Johana (b Beula) Harris (b Duffey). Pianist, teacher, composer, folksinger, b Ottawa 31 Dec 1912, d Los Angeles 5 Jun 1995. Beula Duffey, a child prodigy, started publicly performing advanced piano pieces and her compositions at age eight. She began studying at Ottawa's Canadian Conservatory of Music with Bertha Laverde Worden and Henry Puddicombe. After turning down a scholarship offered by the Hambourg Conservatory in Toronto, at 11 she travelled to New York to study privately with Ernest Hutcheson. In 1927 she won piano and composition scholarships at the Juilliard School of Music. She became Hutcheson's teaching assistant and the youngest member of the faculty. There Duffey pursued composition with Rubin Goldmark. The scholarships were renewed annually until 1933.
Duffey performed with Hutcheson on WABC Sunday evening radio broadcasts 1929-30. During 1929 and 1932 she received scholarships to study voice at the Hochschule für Musik in Berlin. In 1933 she graduated from Juilliard with distinction. In 1936, she married Roy Harris, the American composer. Following his recommendation, Duffey renamed herself Johana, after J.S. Bach.
Performer, Educator, Recording Artist
One of the 20th century's most outstanding pianists, Johana Harris collaborated with Josef Gingold, Yehudi Menuhin, William Primrose and Tommy Dorsey, and the Juilliard, Walden and Blair quartets. She performed as soloist with the New York, Chicago, MGM and San Francisco symphonies, among others. Harris became internationally known for her piano interpretations of the works of Debussy, Roy Harris and others. Composer Alberto Ginastera dedicated his Piano Sonata to her; she was the first to record it. The pianist Olga Samaroff Stokowski said, "No artist before the public is better equipped in repertory, keyboard mastery and playing experience."
Johana Harris recorded for Columbia, RCA, Capitol, MGM and Contemporary Records, making over 100 solo recordings. In 1937 she made the first recording of the Bach-Busoni Chaconne, which in 1939 was selected by RCA Victor for New York's World's Fair. In the 1950s, Harris's weekly television broadcast, Master Keys, aired in the US and Europe. She later performed for Hollywood film and television scores.
Harris' ability to improvise dazzled audiences. Her improvisations often included references to "O Canada."

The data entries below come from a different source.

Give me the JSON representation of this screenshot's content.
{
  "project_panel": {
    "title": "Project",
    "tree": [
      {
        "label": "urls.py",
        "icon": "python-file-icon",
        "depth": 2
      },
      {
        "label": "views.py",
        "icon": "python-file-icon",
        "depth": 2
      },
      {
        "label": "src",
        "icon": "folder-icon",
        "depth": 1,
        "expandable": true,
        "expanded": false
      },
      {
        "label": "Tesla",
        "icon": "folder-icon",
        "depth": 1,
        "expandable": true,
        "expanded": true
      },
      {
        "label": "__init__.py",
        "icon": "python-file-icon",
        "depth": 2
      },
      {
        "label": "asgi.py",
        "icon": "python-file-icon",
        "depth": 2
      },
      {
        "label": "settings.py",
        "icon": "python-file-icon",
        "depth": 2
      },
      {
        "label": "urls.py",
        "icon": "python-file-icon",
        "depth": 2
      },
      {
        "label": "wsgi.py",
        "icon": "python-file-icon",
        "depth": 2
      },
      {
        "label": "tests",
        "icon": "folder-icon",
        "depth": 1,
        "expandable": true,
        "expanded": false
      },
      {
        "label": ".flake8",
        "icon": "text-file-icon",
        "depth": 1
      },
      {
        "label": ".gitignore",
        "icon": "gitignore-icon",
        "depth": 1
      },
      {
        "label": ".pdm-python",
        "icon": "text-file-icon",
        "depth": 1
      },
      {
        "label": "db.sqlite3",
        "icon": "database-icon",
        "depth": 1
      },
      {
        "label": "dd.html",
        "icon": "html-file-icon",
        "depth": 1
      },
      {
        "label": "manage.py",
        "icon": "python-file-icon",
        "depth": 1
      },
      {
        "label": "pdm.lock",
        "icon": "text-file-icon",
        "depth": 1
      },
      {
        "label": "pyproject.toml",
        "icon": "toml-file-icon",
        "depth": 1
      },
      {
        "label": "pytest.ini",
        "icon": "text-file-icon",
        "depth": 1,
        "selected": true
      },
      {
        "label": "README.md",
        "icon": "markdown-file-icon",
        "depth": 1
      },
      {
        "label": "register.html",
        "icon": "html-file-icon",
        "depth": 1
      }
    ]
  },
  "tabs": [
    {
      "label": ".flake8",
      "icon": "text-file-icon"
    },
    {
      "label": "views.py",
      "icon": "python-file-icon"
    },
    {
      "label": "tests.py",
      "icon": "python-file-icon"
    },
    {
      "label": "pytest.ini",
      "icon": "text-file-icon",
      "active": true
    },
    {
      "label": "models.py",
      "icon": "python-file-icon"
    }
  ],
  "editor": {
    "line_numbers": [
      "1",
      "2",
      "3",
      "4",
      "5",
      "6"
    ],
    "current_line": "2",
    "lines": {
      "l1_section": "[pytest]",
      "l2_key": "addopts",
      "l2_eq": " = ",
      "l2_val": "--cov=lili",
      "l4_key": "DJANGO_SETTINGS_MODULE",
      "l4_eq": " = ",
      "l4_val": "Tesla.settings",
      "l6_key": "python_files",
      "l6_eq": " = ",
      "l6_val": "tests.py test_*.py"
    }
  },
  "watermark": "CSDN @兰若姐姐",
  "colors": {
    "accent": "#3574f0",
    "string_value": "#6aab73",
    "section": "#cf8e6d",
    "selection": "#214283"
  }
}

For 43 years she taught piano, on 18 college campuses, especially at the University of California at Los Angeles (UCLA) 1969-93. In 1987 Harris received UCLA's first music faculty Distinguished Lecturer Award.
Johana and Roy Harris
Johana and Roy Harris were a tour de force in American music. Their collaboration has been compared to that of Robert and Clara Schumann. The Harrises organized concerts, adjudicated at festivals, and in 1959 founded the International String Congress. They promoted American folksong by including folksongs in their concerts and broadcasts.
Johana Harris, Composer
Johana Harris's expertise often aided Roy with his keyboard writing. The full extent of her contribution remains undetermined; however, some believe her help extended beyond technical consultation. Cellist Janos Starker remarked, "If truth be told, it was mostly Johana who wrote Roy Harris's Cello Sonata (1964) ... She was a very gifted composer. She was the one who helped him materialize his ideas" (Bohuslawsky, 1998). Louise Spizizen, author of an unpublished biography about Johana, claimed the pianist had written up to one third of Roy's compositions. However Dan Stehman, Roy Harris's biographer, concluded that her compositional role was not that significant.
Roy Harris died in 1979. On 18 Dec 1982 Johana married American pianist-composer Jake Heggie. Harris and Heggie toured the US as duo pianists. In 1987, Harris recorded over 100 works; MCA released two CDs - one devoted to Bach and one to Debussy.